Flat out, Georgia O’Keefe is my favorite artist among this cycle’s pics. Her colors are so vibrant, she makes you really SEE the beauty of a blossom (which was her point!), and she did so many types of work, landscapes, flowers, bones, abstracts, that you can usually find something among her work that calls to you.
I saw my first O’Keefe in over a decade just over a week ago at the Eiteljorg Museum of Native American and Western Art in Indianapolis. I squealed like a fan-girl when I glimpsed it in a gallery, alongside many other artists I knew, and several I was learning about.
Of course, at that moment, my kindergartner shouted “I need to go potty, Mommy!” loud enough for the whole gallery to hear!
When we got back from the emergency tour of the bathrooms, my husband, (who had lost us, but echo located our general location, thanks to our youngest) held the kids back while I excitedly photographed, examined (within an inch) and gave a running commentary on this beautiful landscape. Welcome to my form of geek-dom. But anyway…it’s in the tutorial. I’d have posted a photo here, but WordPress is being snippy at the moment.
O’Keefe lived so extraordinarily long, she saw technology, politics, international situations, even the role of women in society, revolutionize during her lifetime. When she was born, women wore corsets and ankle-length, long sleeve dresses, couldn’t vote, and rarely worked outside the home. The Ottoman Empire, the Austro-Hungarian Empire, the Russian Czar, were all real places and people. By the time she died, women voted, wore pants, (and neon hair!), the Ottoman Empire had fallen, along with the Czar, leaving Nazis (who had fallen in their turn) and Communism (which was on the cusp of falling) in its place.
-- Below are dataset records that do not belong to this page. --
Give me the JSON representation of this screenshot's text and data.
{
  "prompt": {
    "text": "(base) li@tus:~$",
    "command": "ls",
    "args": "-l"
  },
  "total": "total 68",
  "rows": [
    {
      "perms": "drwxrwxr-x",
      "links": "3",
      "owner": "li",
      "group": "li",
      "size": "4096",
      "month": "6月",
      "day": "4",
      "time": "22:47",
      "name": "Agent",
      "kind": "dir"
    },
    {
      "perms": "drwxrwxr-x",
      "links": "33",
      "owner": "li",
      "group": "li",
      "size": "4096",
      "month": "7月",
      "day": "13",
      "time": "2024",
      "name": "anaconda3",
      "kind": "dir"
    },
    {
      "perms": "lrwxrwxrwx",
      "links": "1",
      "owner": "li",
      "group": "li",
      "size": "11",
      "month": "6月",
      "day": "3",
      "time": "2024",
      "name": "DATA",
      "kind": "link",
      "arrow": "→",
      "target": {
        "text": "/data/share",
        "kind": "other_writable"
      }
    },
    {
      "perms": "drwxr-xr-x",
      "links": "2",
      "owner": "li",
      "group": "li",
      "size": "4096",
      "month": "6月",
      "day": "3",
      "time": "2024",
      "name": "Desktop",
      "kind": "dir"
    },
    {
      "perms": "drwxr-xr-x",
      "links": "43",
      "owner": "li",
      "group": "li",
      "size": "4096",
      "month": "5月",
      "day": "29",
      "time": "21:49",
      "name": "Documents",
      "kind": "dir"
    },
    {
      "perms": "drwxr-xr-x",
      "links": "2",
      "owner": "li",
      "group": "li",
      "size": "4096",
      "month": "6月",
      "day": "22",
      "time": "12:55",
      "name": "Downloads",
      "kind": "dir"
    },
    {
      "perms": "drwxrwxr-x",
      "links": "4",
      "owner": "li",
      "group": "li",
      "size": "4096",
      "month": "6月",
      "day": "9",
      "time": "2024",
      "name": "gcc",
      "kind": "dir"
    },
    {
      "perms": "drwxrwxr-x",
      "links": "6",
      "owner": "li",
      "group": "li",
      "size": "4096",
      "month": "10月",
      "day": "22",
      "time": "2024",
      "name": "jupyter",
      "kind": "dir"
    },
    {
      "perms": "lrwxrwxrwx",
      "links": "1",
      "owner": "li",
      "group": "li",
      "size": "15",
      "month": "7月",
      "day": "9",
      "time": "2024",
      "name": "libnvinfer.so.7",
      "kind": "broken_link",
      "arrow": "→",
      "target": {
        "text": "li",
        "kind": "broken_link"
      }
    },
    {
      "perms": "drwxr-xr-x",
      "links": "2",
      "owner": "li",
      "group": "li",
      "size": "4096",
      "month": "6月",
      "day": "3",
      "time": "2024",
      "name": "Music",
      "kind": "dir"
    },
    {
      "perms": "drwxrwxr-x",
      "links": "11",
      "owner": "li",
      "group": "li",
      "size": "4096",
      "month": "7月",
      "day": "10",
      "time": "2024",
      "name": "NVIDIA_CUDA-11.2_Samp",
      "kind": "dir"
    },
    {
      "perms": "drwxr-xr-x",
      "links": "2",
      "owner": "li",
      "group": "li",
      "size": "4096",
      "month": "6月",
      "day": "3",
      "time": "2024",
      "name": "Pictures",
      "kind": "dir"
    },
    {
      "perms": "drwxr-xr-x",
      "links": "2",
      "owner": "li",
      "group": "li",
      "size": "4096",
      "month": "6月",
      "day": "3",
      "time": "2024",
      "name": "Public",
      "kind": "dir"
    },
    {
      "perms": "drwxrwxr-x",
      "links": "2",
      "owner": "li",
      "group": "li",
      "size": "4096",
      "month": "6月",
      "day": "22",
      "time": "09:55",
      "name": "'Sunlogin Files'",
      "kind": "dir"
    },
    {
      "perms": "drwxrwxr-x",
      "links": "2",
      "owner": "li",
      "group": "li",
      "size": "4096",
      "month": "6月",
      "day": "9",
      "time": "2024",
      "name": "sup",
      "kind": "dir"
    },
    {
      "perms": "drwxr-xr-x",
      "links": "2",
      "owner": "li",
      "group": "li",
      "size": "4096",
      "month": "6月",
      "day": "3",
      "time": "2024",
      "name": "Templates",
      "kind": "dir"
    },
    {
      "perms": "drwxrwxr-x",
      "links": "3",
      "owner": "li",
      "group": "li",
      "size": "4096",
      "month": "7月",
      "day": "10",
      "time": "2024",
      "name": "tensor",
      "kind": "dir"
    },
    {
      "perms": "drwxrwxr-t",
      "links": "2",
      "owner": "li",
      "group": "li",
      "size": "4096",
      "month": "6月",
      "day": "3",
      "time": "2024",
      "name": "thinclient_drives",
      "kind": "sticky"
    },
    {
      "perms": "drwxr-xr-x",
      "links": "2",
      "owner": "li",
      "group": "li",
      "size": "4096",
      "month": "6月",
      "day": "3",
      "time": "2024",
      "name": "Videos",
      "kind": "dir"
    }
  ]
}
O’Keefe was also a bit of a rebel-turned-feminist role model. (and I’m using feminist in a classical term–she wanted to be recognized as a great artist, not a great female artist, as though that was a secondary class).
That being said, there are a couple things about her and her work, which, if you or your students want to look into her life and work deeper, you may need to be aware of.
-Many art critics of her time, and some still today, believed the extreme up-close paintings of flowers were suggestive of female genitalia and even suggestive of relations between men and women. O’Keefe spent most of her professional life stridently denying what these critics (most of whom were men) thought she was saying in her work. O’Keefe always maintained that her desire was to force people to see the beauty of flowers by making each blossom so large, you were forced to really SEE it, rather than glance at a small flower (usually done as part of a much larger work) and move on. So you may see these suggestions of eroticism, sexuality, ect., in some histories of O’Keefe and her work. Just be aware of that. (I chose to take O’Keefe at her word-she is the artist, after all-so those suggestions are absent from the tutorials.)
-O’Keefe posed for thousands of photos in her lifetime. A tall woman with a striking bone structure, many photographers used her as a muse, starting with the man who would become her husband, Alfred Steiglitz. Some of these photos, which are available online, are nudes. They are few compared to other images of her, but they are there, so if you go looking for photos of O’Keefe, just know there is a possibility those could come up, even on “safe search” mode.
The Timeline this week is nearly identical (in fact, I think it IS identical) to last week’s Norman Rockwell. I hope you end up liking her works as much as I do. I am not fond of most 20th century art (I can appreciate it, but I don’t LIKE it), but O’Keefe is one of my exceptions. I LOVE her work, even her abstracts.